Is it time for Baby boomers to go home?

May 1, 2014

They are allergic to change. They control most of the employment sectors. They have the lowest level of engagement. They are not techno savvy. They are corrupt. They are the source of economic, political and social ills this world is facing. They are extravagant.They are known as the baby boomers born between 1946-1964 and Generation X born 1965-1980.Luckily, am neither of the two generations. From an IT perspective, the two generations have become the stumbling to adoption of technological solutions in workplaces and continues to vehemently oppose any use of technology in public and private sectors. Businesses operated by these two generations and more specific their IT departments remain reluctant towards this shift and continue to impose strict and archaic policies meant to frustrate any adoption of technology. Challenges for businesses owned or managed by the two generations have failed to understand the IT industry that is becoming more and more about adjusting to the needs of millennials, is their only hope of remaining relevant in the future. Our generation is not rudimentary as our elder brothers and sisters are. For us we expect computing to work the way we want it to, and want to receive information whenever and wherever we need it. Studies conducted recently shows that 88% of workforce in the world comprises of the two generations. Most of my relatives and friends belongs to the Baby Boom and X generations and because of their standing in the society they always gets what they want. Without any doubt in my mind, I can say that Baby Boomers are the least distinctly engaged workers I have come across but today’s workplace is transforming as the workforce shifts from baby boomers to millennials.

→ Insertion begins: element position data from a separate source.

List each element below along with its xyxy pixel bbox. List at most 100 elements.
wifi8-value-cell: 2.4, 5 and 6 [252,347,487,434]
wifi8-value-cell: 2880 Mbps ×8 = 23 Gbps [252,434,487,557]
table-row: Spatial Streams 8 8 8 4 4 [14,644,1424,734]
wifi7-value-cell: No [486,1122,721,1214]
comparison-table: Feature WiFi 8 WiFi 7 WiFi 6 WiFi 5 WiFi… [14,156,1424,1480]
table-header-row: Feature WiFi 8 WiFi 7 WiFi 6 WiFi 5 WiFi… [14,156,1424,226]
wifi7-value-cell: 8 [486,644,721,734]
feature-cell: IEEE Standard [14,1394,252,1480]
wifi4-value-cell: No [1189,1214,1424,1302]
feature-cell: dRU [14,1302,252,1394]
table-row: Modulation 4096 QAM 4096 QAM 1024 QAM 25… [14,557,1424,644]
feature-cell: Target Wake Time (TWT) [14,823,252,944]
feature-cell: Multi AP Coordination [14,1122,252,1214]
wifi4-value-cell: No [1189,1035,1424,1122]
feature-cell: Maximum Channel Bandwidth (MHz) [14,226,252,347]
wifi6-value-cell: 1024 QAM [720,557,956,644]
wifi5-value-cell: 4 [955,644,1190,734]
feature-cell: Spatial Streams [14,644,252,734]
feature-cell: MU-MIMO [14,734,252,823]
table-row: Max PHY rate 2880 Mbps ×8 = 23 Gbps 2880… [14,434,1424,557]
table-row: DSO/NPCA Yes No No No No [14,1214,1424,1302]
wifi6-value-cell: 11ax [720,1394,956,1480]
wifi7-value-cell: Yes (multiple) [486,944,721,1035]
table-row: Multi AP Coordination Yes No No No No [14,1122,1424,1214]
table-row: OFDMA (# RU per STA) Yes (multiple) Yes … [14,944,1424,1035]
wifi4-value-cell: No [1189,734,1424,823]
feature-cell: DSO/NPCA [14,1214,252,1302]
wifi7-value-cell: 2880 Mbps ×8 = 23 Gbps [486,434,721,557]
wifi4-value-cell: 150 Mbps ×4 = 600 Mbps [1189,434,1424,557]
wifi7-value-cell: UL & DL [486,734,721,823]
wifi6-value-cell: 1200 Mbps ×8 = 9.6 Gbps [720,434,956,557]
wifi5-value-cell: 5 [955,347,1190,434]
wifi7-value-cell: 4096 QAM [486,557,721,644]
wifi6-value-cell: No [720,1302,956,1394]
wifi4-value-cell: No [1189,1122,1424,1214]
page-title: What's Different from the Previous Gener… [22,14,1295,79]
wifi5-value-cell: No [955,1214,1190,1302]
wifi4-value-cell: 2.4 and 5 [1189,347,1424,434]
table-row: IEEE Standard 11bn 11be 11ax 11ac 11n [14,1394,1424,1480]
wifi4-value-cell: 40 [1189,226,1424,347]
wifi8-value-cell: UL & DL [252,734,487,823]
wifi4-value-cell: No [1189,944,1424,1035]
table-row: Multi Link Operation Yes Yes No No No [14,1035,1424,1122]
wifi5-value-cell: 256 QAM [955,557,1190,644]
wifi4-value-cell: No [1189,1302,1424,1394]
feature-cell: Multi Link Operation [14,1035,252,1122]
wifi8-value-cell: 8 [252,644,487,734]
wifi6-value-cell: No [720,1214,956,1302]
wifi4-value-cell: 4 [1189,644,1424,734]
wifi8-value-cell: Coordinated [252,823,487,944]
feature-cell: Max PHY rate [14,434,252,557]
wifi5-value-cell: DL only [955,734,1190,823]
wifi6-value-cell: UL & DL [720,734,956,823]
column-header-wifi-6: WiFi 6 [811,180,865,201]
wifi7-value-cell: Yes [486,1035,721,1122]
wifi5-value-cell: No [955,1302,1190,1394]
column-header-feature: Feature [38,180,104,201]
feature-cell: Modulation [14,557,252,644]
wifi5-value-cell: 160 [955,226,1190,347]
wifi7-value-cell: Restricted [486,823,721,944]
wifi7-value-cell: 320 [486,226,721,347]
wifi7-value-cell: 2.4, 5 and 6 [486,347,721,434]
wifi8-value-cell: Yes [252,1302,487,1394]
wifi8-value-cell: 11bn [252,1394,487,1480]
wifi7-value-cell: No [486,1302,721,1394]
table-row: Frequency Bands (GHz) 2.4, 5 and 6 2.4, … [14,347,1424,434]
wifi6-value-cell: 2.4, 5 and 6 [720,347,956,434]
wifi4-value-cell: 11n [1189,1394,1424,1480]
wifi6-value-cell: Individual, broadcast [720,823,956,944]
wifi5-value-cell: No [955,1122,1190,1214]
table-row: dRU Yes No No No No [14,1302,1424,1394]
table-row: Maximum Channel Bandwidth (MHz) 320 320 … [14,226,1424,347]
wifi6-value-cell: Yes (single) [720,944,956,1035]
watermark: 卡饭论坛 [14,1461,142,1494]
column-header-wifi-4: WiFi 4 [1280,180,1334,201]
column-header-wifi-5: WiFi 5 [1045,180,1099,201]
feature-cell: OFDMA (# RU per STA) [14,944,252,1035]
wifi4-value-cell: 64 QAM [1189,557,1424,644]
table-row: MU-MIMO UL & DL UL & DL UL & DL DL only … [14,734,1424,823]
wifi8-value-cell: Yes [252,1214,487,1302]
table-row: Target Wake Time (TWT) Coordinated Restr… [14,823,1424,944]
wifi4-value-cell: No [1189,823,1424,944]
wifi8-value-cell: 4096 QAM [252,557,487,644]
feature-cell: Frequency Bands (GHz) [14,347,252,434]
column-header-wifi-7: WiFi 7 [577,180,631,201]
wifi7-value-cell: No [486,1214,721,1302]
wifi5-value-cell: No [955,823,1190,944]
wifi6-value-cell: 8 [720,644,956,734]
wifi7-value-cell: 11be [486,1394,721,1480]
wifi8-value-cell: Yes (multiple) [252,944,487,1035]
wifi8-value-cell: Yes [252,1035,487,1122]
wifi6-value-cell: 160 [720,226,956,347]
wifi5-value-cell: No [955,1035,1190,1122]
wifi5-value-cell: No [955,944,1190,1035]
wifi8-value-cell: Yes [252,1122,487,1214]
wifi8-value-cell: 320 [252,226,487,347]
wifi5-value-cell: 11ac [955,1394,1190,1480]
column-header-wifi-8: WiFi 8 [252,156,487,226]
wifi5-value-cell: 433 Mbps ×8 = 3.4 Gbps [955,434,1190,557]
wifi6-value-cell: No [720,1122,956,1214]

My generation’s workers, all of us born in the dawn of the digital age, we are not allergic to using new technologies and adopting innovations is a cakewalk. As more of us enter the workforce and rise up the corporate ranks, businesses have to recognize the need to adapt to their high, dynamic IT expectations. Am proud to be associated with a generation known to be a tech-savvy and we grew up with a fast paced lifestyle largely driven by technology. Unlike baby boomers and generation X, our mindset and expectations are different from past generations, we are creating changes in the public and private workplace, and businesses under our watch are adapting to these to stay relevant. Think of a millennial managed Facebook and compare it with Myspace that was ran by generation X before its slow demise. As more of our generation enters the workforce, businesses need to adjust to tour mobile driven IT expectations. We expect employers to provide equipment and hardware that allows us to be mobile like Bring Your Own Device unlike the aging baby boomers who have to drive to offices, a comprehensive and accepted flexible working policies unlike the Generation X that demands one to be in office by 8am, and access to work applications through personal devices. Such things make the difference between our generation and the two who never prefers to work inside the office and they don’t believe technology could help them be productive. I think its time for them to go home or else the world’s productivity will continue to decline.